Mitterrand est de nouveau élu, en 88 ! Mais en 93, victoire massive de la
droite aux législatives, deuxième cohabitation avec Balladur !
Voyons
Chirac, maintenant : en 97, il offre une dissolution de rêve à la gauche
qui en profite sans vergogne ! En avant pour la troisième cohabitation
avec Jospin, qui ne fait pas que des heureux puisque la gauche perdra de
nombreuses villes en 2001. Alors Chirac est ré-élu en 2002, après les
péripéties que l’on sait. L’échec sévère de la droite viendra en mars 2005 aux Régionales et
Cantonales.
Pour
l’UMP Sarkosy, élu en 2007, cela se gâte très vite après son remariage et on a
une carte de France toute rose aux régionales ! Et le socialiste
Hollande en 2012.
Avec
un tel palmarès pour notre peuple et un tel rythme électoral, était-il possible
que les Municipales 2014 ne consacrent pas une déroute de la gauche aux
Municipales ?
Plus
grave, la démocratie se joue sur un rythme binaire, ça va, ça va plus.
L’électorat ne donne plus que son humeur, une élection n’est plus ressentie
collectivement comme un engagement responsable ; en fait, l’élection est
considérée comme un sondage ! On se lâche !
Est-il
normal qu’un gouvernement doive faire ses preuves en quelques mois ?

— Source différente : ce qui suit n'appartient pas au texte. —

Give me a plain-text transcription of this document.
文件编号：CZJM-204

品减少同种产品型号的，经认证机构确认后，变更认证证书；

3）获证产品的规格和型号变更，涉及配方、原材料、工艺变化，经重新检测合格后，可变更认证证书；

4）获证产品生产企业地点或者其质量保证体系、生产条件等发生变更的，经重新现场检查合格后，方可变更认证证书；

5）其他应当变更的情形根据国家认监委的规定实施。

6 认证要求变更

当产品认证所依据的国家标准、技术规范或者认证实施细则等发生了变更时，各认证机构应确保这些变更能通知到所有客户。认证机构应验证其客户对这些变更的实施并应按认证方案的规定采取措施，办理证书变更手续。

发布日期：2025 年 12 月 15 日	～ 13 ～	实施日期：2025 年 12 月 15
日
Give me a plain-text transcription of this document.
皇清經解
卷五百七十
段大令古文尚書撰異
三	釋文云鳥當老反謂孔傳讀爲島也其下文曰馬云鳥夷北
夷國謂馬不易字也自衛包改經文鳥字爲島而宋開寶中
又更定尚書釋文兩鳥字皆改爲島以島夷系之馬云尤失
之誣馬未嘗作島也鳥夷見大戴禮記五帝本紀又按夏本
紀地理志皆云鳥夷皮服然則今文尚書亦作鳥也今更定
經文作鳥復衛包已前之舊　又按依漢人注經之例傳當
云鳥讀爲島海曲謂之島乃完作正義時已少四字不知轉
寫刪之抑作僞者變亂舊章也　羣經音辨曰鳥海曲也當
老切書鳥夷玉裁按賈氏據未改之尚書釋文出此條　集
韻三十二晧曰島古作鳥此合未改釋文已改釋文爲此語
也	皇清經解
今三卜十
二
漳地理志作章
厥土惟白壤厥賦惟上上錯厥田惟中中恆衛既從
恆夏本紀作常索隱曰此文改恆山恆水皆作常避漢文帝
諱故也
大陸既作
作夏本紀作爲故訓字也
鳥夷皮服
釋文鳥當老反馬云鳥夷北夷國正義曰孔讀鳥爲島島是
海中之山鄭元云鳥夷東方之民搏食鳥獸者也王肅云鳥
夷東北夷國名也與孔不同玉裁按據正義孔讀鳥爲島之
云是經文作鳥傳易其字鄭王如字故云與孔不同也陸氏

Redresser les comptes de la nation : allez, 20 mois ; diminuer le chomâge : 25
mois (les mêmes que pour les comptes !) ; surmonter la crise du logement : 35
mois ; remettre du pouvoir d’achat, tout de suite !
La
vie politique nationale et locale est confrontée à des hurlements, des cris et
des chuchotements qui dénaturent complètement son rôle : l’outil
« démocratie » ne sert plus qu’à détruire, déstabiliser, accuser,
soupçonner, montrer ses
muscles ! Tous les coups y sont
permis ! Les élections ne sont plus que stratégie pour reprendre le
pouvoir. Elles nous donnent régulièrement le score du match. En attendant le
prochain !
Et
l’abstention est un cri de désespoir.